The whole shebang including flowers, cake (just remember, they included a cake too), 4 BM dresses, suits, my dress etc came in at under £2000 and the people that know what it cost still can't quite believe that we did it on so little.

It can be done, you just have to adjust your expectations. Or throw a £10,000 party, its up to you.

GTbaby Wed 16-Jan-13 01:12:18

Op I think u need to look at a different venue. No way do u have to spend that much on a guest list of 80!

I had a party for my son. 150 guests. Food n DJ. Paid for the bar tab. For 4k. We didn't have a cake. Spent very little on decoration. N have not included my outfit cost.
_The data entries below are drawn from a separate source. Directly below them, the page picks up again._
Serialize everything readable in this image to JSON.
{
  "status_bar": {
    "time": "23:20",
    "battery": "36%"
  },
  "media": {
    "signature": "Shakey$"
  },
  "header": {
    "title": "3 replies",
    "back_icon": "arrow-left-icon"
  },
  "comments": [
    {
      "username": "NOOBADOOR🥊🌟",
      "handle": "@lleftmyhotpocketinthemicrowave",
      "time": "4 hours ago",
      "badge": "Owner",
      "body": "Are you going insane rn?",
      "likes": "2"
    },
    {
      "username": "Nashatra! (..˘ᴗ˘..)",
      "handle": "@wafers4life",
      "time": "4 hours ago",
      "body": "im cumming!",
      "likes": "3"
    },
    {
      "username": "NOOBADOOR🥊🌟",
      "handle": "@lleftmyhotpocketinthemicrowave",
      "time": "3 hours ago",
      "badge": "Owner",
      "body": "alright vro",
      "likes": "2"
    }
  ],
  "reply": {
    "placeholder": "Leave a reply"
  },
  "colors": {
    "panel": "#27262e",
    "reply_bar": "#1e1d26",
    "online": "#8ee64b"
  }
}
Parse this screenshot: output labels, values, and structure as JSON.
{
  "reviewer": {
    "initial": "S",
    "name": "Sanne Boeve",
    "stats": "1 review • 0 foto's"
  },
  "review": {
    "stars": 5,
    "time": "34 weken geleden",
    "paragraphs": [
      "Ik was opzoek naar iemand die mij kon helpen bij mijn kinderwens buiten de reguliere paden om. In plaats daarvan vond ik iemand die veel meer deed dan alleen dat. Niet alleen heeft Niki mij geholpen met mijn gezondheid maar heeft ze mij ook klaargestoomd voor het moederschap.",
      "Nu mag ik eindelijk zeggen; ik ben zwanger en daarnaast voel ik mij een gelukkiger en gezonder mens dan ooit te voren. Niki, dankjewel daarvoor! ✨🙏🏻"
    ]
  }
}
But it is doable.

Doubt mind mentioning roughly where u live? As I'm sure there r other cheaper venues.

Bogeyface Wed 16-Jan-13 01:14:10

We were invited to an evening do a few months later btw, and the invite said "There will not be food at the evening party, so please eat before you come!" no one took offence that I heard of, and we didnt miss it at all. Saved them a fortune though.

Thumbwitch Wed 16-Jan-13 01:19:10

How close is the nearest registry office? It will cost them a lot less to marry there than to haul the registrar out to licensed premises. Save about £400 straight up.

With the hotel that we used for our wedding (5y ago, cost ~£5k) we were actually going to be charged a surcharge for having fewer than 50 people to the meal. I think it came in at £55 per head for the reception including wine on the table and this was our biggest outlay.

I don't quite see where your son and his fiancée are spending the money if they're DIYing so much? We DIYd cars, photographers, flowers, cake and pretty much anything we could get away with. Didn't have decoration flowers other than those which came as part of the venue package (Table dec included in price) so it was only my bouquet really, which I did myself, ditto the men's button holes (just my Dad and DH) and MIL's corsage.

Mostly YABU though - weddings don't have to put people into debt or cost the earth.